Once you get one short ball you have your track shoes on and he's going to get it to your backhand. And (inaudible) did that to me. And those guys. So there's not much he can do. It's a very, it's an uphill battle once those points happen.
That's why Rafa has been dominant against anyone in the game just because of that play that he has against the one-handers. The guys like the Berdychs and the guys that have the two backhands that kind of hit it through the court is tougher for Rafa, whereas Rafa and Roger was at a bit of a disadvantage.

Q. You did say the final would be a tossup. But if you had to do a prediction, Roger in five, Rafa in four?
PETE SAMPRAS: It's so difficult to just think on the three out of five and depending on the conditions, it's a 50/50. You might give an extra percentage or two to Rafa just because of his play, does have some work to get there, they both do. But if it happened -- Rafa might be the slight, just because of the last year. And Roger can win just as easily. He has to play well. If he has a off day, then Rafa will win the title. But there's some work to be done.

Q. Pete, you were sounding pretty natural as a coach there for a minute, any developments in that area we should know about?
PETE SAMPRAS: No. But I do know the sport, and I know the ins and outs and the mentality. But no one's approached me as far as coaching. I think they're all a little scared to.

Q. I know you had talked to Patrick a little bit, but there were sort of no meetings of the minds with USTA. So any further discussions there?
PETE SAMPRAS: When the phone doesn't ring, I know it's them. Listen, I've talked to Pat. I live in LA. I know there's some pros that come around here. I love helping some young guys and being on the court with them. It's fun for me. And I could shed a little bit of my knowledge.
But like I said, when the phone doesn't ring I know it's the USTA.

Q. And two days ago you know Milos Raonic, this incredible Canadian with incredible serve, said you were his idol and that really inspired him especially with the serve. When you hear things like that in terms of your heritage and legacy, what does that say to your heart and so forth, how does that feel?
PETE SAMPRAS: Makes me feel old. (Laughter) Makes me feel like, wow, what I thought about Laver, what he thought about me he was probably born in the '90s.
It's flattering and sometimes you forget the impact you've had on the sport when you've been out of it six, seven years, and people looked up to my game and my serve and emulating some of those things. It's very flattering.

Q. To let you guys know, Milos Raonic, we just gave him a main draw wildcard. So he's coming up to San Jose. Pete, he let us know he wants to meet you.

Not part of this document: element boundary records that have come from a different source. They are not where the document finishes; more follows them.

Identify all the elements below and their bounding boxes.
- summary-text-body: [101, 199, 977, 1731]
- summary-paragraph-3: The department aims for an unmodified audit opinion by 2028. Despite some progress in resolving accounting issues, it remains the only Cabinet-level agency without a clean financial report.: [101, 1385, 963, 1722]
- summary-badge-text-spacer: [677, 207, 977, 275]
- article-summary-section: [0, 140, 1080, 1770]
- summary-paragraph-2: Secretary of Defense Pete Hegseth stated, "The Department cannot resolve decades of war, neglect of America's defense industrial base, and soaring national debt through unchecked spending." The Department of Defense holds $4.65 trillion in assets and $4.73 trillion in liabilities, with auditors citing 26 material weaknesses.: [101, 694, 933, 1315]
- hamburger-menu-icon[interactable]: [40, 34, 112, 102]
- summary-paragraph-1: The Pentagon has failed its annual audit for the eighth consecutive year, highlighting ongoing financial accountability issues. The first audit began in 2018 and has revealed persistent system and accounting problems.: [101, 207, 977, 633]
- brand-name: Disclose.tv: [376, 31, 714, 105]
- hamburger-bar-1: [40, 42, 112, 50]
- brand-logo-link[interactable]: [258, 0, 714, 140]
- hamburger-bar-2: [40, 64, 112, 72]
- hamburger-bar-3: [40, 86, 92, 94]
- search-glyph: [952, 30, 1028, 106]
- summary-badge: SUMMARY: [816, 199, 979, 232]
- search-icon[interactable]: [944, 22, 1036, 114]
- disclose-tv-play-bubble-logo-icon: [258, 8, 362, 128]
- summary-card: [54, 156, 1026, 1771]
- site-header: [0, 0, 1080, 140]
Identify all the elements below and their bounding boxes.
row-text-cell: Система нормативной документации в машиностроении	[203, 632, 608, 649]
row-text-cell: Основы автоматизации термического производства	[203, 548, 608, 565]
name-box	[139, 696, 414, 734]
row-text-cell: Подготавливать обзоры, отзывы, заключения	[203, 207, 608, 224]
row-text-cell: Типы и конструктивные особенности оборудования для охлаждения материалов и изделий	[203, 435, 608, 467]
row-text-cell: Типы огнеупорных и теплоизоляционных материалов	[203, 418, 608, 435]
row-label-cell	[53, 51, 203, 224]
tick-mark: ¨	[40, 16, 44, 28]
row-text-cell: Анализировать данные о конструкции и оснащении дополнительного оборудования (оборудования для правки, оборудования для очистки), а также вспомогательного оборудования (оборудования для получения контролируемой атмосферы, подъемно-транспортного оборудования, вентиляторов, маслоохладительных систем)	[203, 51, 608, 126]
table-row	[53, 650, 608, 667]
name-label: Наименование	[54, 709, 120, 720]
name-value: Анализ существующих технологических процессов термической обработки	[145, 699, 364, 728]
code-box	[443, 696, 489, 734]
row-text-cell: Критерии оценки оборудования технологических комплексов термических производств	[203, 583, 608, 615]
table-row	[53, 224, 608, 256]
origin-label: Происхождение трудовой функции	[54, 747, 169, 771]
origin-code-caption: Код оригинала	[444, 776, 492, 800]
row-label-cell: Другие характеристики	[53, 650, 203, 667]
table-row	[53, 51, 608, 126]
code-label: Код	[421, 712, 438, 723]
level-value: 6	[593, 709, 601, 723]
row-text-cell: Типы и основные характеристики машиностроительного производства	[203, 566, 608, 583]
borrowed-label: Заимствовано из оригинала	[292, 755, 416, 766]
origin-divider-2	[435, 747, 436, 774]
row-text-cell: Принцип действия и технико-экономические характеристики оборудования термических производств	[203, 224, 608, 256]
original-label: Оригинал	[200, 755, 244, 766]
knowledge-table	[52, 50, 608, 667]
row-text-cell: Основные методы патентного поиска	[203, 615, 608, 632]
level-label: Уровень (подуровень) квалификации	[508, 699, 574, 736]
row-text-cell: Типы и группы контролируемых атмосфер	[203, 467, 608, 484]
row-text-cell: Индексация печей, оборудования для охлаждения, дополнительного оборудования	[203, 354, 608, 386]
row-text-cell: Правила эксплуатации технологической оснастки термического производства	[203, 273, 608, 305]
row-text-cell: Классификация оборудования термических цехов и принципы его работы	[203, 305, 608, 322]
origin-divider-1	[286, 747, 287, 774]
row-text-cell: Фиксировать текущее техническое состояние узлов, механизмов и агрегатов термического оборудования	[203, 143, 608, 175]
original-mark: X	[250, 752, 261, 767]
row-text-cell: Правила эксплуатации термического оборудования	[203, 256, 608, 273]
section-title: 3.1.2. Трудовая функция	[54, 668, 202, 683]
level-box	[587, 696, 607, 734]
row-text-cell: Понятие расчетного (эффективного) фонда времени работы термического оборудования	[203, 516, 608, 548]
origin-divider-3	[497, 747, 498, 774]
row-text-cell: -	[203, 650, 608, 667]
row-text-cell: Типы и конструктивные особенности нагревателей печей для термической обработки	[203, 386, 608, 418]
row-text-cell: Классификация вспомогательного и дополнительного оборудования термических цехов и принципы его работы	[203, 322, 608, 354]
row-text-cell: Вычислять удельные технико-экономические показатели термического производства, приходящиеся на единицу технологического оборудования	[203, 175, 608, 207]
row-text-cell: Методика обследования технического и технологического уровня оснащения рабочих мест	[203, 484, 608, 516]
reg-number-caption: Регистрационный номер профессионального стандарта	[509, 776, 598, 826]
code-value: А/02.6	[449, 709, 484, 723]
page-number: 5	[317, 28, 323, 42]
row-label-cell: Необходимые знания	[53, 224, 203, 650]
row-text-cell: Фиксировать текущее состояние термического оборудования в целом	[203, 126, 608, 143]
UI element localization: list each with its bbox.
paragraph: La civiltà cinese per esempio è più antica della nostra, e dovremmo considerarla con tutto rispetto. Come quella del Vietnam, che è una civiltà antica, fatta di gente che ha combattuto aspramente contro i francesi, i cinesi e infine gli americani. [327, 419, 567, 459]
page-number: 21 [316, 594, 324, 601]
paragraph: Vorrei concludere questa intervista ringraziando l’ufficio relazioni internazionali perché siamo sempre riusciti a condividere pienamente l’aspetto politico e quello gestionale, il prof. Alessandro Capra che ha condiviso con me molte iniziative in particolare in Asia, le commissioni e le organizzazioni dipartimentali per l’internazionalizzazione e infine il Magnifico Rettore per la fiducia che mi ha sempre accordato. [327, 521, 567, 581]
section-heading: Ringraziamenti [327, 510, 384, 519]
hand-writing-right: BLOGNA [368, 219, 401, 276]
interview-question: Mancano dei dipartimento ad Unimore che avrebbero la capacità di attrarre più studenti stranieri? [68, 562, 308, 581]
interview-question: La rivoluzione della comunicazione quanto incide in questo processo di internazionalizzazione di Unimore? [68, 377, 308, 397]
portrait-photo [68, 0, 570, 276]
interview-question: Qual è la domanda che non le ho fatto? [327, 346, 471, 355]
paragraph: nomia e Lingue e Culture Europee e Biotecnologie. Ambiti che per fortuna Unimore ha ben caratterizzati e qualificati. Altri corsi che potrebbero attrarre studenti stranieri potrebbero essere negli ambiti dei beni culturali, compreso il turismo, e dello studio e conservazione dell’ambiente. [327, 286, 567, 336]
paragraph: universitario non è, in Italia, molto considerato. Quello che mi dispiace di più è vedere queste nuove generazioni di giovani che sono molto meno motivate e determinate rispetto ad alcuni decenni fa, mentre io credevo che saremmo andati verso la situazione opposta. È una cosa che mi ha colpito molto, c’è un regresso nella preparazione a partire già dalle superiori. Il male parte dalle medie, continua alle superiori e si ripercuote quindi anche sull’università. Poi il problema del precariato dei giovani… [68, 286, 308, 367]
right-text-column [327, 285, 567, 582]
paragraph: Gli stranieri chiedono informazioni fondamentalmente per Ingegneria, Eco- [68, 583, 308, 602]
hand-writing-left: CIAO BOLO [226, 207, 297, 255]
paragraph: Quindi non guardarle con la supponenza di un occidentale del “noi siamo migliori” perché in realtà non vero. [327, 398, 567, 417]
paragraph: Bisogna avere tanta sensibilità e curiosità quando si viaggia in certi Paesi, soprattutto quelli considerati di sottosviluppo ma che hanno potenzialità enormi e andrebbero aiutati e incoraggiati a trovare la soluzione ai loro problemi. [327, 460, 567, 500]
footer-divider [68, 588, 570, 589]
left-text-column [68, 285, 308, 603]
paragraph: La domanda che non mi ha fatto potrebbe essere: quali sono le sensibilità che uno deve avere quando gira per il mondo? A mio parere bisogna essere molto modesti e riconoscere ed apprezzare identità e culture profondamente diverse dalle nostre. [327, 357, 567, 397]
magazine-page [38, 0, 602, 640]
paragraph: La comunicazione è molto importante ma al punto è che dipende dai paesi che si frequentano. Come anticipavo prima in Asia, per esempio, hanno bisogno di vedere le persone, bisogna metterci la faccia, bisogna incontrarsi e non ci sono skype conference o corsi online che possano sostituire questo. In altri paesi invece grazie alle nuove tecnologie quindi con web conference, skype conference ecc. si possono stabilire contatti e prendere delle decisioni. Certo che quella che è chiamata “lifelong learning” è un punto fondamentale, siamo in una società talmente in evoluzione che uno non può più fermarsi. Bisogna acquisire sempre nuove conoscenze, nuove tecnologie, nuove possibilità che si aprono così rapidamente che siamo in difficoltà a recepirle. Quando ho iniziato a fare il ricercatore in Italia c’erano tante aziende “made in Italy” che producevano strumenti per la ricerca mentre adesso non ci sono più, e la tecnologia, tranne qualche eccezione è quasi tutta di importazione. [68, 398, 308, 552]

Q. How important was going to Lendl's place and practicing with him when you were real young and seeing his work ethic and so forth, was that a key?
PETE SAMPRAS: It was just a good eye-opener for me being around the best player in the world seeing the way he prepares for his matches, seeing how he trains, just getting to know him a little bit and how organized he was. At 16 you're not grasping what's really going on with your career, you're just trying to play some good tennis just a good eye-opener for me to see a legend in the game in his prime prepare for his matches at the Masters, seeing him play, talking about the sport, talking about my game, going on these 25-mile bike rides in the middle of winter in Connecticut, just what he had to do to, just a good eye opener for me to get insight on Ivan and the respect I have for him and someone that wasn't blessed with the talent of a McEnroe but overcame it with hard work and dedication, and I saw that firsthand.